Sunday, June 6, 2010

Scalar functions - on where clause


Scalar functions as discussed in the last post can be a performance bottleneck.Another place where Scalar functions ( both user defined and system ) can become a performance bottleneck is when used on a where clause of the query. Scalar functions when used on a where clause of a query can make the optimizer pick a table scan, even if the index is present, making the index useless.

/****** Object:  Index [ncix_Supplier_product_customer_trans_date]   ******/
CREATE NONCLUSTERED INDEX [ncix_Supplier_product_customer_trans_date]
  ON [dbo].[Supplier_Product_Customer] ( [trans_date] ASC )
  ON [PRIMARY] 


A non clustered index on trans_date column of supplier_product_customer table has been created.When one needs to find the list of transactions for a particular day ( cutting the time part of the , the most common method of writing the query would be

SELECT *
FROM   [Supplier_Product_customer]
WHERE  Datediff(dd, [trans_date], '11/19/2009') = 0 


But,the problem with such a query is that it takes table scan instead of using the Non clustered index created on trans_date. The reason is that scalar function datediff used on trans_date column stops the query analyzer from using the index.



A better way of writing it would be

SELECT *
FROM   supplier_product_customer
WHERE  trans_date >= '20091119'
       AND trans_date < '20091120' 




The picture above shows a non clustered index seek instead of table scan. There are few other common scenarios where functions can be avoided. Let me briefly list them here

* Left() string fuction can be effectively replaced by like
'str%'

* Usage of upper/lower string functions can be avoided
when the database has a case insensitive collation.
* isnull(col1,'xyz') = 'xyz' can be replaced by col1 = 'xyz'
or col1 is null

Note that OR conditions do use indexes and but at times they don't.
Please check before use.
* Getting data older than 60/n days query.
Standard way of doing it would be

Where datediff(dd, trans_date, getdate()) > 60 

Replaced by

Where trans_date < CONVERT(VARCHAR, getdate()-60, 112) 
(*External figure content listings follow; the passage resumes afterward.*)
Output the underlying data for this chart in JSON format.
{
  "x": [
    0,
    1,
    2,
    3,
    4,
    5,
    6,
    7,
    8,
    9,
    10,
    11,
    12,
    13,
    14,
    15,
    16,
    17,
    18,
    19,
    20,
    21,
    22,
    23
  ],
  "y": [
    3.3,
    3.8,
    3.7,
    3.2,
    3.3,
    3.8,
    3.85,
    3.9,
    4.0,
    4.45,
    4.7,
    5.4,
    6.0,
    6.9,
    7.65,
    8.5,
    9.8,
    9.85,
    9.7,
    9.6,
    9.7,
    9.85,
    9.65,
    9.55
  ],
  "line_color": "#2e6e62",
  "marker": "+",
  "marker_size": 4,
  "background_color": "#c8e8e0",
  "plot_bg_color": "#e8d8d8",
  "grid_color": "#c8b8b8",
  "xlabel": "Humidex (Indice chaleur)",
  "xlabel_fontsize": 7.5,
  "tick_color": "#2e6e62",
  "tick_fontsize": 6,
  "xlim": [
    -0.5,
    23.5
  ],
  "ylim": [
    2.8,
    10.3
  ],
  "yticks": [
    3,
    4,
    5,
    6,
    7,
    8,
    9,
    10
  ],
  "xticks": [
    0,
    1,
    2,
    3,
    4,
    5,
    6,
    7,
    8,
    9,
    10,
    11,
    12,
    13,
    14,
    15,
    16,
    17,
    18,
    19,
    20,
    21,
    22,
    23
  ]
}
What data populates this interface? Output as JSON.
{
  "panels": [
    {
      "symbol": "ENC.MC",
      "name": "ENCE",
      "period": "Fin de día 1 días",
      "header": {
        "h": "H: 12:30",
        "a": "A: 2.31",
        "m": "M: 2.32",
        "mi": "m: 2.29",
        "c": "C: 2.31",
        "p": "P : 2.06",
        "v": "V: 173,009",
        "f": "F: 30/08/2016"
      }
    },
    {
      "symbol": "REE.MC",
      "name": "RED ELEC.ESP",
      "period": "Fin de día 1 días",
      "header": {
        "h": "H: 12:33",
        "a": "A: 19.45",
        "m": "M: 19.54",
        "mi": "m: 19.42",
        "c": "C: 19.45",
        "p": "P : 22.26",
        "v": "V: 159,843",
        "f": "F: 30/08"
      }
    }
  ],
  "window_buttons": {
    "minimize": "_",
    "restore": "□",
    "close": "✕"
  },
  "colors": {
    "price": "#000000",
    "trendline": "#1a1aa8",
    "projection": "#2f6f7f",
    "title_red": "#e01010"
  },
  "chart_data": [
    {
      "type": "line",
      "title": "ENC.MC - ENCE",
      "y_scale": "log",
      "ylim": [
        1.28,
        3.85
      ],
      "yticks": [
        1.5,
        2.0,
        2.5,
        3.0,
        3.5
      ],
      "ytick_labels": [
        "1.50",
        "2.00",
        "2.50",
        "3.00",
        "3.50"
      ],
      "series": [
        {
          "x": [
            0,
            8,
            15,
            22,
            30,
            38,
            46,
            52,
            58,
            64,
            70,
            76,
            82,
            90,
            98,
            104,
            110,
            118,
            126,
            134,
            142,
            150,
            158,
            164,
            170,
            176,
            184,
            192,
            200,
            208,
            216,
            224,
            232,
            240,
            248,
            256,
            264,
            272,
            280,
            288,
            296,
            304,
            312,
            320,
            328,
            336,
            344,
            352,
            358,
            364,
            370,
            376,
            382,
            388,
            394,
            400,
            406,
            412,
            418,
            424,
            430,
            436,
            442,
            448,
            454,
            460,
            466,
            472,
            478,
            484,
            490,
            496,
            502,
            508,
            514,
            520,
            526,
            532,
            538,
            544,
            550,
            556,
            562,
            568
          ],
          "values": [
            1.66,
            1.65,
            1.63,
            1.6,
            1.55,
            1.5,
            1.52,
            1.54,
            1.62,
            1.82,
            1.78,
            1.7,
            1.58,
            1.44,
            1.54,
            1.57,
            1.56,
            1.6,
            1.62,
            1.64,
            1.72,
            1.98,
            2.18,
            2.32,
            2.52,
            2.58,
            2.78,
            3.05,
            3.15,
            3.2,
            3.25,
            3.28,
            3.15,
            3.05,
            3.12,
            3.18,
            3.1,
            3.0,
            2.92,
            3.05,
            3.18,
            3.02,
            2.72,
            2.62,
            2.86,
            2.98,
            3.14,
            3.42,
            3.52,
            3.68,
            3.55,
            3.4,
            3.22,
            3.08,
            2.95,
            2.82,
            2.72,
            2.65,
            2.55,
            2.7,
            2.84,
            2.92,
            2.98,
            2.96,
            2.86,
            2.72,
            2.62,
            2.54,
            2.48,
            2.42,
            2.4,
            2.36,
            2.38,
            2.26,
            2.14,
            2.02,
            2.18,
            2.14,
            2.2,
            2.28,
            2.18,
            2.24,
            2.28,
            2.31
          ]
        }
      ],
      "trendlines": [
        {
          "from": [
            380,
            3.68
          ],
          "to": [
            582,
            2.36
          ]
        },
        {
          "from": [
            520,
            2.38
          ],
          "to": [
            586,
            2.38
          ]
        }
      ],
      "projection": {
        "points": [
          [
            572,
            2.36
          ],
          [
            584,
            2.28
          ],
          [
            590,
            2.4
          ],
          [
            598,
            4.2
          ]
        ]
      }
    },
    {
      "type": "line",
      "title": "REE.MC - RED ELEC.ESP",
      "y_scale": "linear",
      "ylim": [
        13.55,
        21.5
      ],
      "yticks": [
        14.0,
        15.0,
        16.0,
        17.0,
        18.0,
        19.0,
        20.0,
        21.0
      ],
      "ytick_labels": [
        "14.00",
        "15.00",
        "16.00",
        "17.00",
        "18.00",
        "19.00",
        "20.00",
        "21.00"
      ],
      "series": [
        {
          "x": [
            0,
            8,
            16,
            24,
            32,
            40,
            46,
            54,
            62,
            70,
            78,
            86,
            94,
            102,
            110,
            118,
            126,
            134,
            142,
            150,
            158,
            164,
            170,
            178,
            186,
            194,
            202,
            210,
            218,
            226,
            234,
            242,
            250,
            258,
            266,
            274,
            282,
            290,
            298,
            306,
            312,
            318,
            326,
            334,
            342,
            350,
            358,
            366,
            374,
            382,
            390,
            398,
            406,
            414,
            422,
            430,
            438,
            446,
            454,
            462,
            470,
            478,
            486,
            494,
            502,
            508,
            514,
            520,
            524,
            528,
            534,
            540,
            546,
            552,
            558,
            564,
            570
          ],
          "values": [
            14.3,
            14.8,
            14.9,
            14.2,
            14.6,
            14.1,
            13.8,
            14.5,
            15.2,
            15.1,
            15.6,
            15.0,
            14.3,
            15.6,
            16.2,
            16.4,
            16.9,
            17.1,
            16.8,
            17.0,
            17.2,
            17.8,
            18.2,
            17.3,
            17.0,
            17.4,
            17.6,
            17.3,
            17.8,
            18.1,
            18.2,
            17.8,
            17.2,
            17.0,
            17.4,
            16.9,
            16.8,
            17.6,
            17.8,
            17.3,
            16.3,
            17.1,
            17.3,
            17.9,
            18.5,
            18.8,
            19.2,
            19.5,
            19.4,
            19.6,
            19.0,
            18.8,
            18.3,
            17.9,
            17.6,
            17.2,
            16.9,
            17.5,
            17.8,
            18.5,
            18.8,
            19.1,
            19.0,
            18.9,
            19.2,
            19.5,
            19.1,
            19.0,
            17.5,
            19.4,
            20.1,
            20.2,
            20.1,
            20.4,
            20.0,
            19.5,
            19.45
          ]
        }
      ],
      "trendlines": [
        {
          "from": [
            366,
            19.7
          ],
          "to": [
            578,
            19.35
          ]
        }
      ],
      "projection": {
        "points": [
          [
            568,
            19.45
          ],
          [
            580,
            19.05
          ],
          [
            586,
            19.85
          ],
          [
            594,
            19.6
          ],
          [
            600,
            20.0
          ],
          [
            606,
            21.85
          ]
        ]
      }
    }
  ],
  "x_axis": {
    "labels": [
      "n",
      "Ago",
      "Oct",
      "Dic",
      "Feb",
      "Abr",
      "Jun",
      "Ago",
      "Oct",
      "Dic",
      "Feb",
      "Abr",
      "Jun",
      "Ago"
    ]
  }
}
To Conclude, one should try the best to avoid having scalar functions in where clauses.

4 comments:

Anonymous said...

Thanks for the post!

Could where clauses possibly return the wrong information?


select m.id
from table m
where m.course in
('05','06','07','08','09','10')
and m.type = 'AuditOnly'
and m.gender = 'M'


returns zero, but:


select m.id
from table m
where m.course in
('05','06','07','08','09','10')

intersect

select m.id
from table m
where m.type = 'AuditOnly'

intersect

select m.id
from table m
where m.gender = 'M'


returns a few hundred. Why the difference?

Nagaraj Venkatesan said...

Interesting comment Anony. Thanks. The difference is because the way in which intersect operates. There is no problem with where clause.

Interesct executes each part of the query individually and then prints the results like a set interesection ie prints the rows that have the same value on the select column.But interesect doesnt check whether all the 3 conditions are satisfied on the same row. Meaning interesect doesnt check whether the your m.id at all the three queries comes from the same row. As where clause applies all the conditions at one go it checks whether all the conditions are satisfied for the same row. Grab a look at the sample query posted by me below..
create table #temp(id int, c1 varchar(5),c2 varchar(5))

Insert into #temp Select 1,'A','Z'
Insert into #temp Select 1,'B','Y'
Insert into #temp Select 1,'C','X'

Select * from #temp
where id = 1 and c1 = 'B' and c2 = 'X'

Select id
from #temp where id = 1
intersect
Select id
from #temp where c1 = 'B'
intersect
Select id
from #temp where c2 = 'X'

Please post if still not clear or if you have any more doubts.

Anonymous said...

Thanks! However, what if the ID is unique?

Nagaraj Venkatesan said...

If the ID is unique, then the results for the case explained should be same.